Hadi Mahamar runs a women’s collective

Hadi Mahamar is a passionate change maker who is working courageously alongside others so that people living in poverty can gain power over their own lives.

2/5/2014 Publisher: Esther Flores Sedman

Started village women’s collective

Hadi Mahamar, who has several children and is the family breadwinner, lives in the village of Toya, northern Mali. She is a member of Toya village council, one of the mayor’s closest advisors, and the initiator and leader of the village’s farming collective for women. Through her commitment and tenacity, she has been one of the prominent figures in the village for several years. She has helped create better living conditions for hundreds of poor families.

Each day a struggle

Hadi tells of how she has worked in agriculture for over 20 years, primarily with growing vegetables. Convinced that cooperation breeds success, she tried at an early stage to engage the other women in the village. Some of them grew vegetables just like Hadi, while others reared chickens or gathered firewood that they then sold at market.
“But each day was a struggle,” explains Hadi, and sweeps her hand over the dry, dusty landscape. “We worked in the fields from early morning to late in the evening. Our tools were inefficient and the water supply was a long way away.”

Welcome support from AMSS

Seven years ago, Hadi Mahamar came into contact with AMSS, one of Diakonia’s local partner organizations. They offered to support the operation financially and provide guidance. The women in the village welcomed this assistance. They received help in fencing in their allotments, digging wells right next to their land, and planting trees in a new project that, apart from providing the women with new sources of income, is also intended to prevent desertification.
“Out of the approximately 500 women in Toya, half are now employed in the collective and thus help ensure not only that their families have food on the table but also that their children can go to school,” says Hadi Mahamar.
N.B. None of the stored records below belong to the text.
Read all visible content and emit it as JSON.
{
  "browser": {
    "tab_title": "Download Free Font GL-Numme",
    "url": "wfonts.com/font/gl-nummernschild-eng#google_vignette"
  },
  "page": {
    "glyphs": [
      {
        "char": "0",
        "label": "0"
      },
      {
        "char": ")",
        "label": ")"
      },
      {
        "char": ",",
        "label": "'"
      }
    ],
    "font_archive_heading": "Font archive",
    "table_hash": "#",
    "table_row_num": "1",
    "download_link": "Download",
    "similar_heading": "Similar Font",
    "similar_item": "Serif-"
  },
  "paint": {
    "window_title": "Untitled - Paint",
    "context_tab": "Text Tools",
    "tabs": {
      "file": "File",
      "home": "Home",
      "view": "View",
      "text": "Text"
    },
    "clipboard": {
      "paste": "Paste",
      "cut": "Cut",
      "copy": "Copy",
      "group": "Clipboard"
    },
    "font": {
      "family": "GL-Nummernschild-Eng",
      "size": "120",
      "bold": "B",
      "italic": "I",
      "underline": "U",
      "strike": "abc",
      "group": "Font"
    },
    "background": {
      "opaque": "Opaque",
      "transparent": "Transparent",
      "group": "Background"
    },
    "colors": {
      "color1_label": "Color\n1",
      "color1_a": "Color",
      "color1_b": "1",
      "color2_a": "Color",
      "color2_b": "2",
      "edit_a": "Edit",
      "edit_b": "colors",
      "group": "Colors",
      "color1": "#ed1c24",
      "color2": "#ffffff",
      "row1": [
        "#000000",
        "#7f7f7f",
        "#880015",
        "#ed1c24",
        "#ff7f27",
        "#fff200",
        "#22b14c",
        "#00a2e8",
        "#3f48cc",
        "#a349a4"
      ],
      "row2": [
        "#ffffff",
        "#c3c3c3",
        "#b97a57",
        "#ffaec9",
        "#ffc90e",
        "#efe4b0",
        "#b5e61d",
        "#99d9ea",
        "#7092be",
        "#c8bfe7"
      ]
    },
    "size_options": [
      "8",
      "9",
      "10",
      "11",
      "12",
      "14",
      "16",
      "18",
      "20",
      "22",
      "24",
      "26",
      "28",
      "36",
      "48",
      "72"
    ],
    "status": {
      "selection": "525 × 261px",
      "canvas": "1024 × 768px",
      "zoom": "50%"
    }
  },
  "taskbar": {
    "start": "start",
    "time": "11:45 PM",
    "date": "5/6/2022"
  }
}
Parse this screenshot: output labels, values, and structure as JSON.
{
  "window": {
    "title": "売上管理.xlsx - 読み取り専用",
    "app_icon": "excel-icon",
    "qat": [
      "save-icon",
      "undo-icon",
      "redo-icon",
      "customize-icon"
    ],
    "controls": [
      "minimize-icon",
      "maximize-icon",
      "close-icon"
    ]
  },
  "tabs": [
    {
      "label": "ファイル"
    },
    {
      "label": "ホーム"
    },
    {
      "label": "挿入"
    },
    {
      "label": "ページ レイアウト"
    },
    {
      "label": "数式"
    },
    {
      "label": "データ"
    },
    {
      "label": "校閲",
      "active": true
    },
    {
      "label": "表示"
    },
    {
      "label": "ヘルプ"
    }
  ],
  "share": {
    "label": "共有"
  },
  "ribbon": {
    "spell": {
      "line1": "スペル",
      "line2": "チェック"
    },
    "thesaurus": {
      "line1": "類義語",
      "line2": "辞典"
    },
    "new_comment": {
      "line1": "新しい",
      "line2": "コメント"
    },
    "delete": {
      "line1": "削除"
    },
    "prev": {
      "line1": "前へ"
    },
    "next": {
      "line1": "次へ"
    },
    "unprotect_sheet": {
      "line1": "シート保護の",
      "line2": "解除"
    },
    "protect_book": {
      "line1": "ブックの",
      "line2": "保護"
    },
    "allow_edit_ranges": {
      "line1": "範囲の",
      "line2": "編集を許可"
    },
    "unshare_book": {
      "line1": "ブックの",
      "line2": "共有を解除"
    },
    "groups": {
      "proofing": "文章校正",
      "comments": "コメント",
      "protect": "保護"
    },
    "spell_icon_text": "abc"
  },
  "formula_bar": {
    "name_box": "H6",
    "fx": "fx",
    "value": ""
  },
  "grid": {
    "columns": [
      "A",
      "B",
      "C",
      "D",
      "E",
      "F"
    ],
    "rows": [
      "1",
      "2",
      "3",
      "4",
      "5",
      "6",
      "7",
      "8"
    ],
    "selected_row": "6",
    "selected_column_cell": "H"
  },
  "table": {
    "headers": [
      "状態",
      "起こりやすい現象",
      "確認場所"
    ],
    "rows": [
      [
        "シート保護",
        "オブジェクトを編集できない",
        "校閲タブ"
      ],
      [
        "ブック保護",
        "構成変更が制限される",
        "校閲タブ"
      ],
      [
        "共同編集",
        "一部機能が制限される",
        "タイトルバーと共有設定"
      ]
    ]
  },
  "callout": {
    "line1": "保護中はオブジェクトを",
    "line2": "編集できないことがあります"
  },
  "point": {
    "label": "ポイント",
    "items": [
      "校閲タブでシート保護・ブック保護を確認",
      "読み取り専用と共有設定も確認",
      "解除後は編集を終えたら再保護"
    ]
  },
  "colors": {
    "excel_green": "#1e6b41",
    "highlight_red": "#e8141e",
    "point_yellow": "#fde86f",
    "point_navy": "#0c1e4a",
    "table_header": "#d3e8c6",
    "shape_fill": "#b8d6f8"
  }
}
Toya hard hit by coup d'état

But in April 2012, everything changed. Islamist groups drove out the Malian army from the northern parts of the country. They besieged the major cities of Kidal, Gao and Timbuktu and introduced sharia law in the region. Toya was also affected. The women in the village were forbidden to work in the fields, they were not permitted to leave the house without being accompanied by a man, and the schools were closed.
Hadi Mahamar shudders at her recollections. “Even if the Islamists have gone, there are still traces of the devastation they caused,” she says. We follow her along the edge of a plot of land the size of two football pitches.
“Just over a year ago, it was all green here,” she says, sweeping her hand over the dry, brown earth.

Women who refuse to give up

For Hadi Mahamar and the other women in the farming collective, it’s a question of starting from scratch. Despite the setbacks, they refuse to give up. Hadi is convinced that Toya, thanks to the strength of its women, will rise again.
“The women of Mali are strong. We’re going to show the world that we don’t yield to anyone or anything – not to climate change, and not to the Islamist rebels with their misogynous sharia laws.”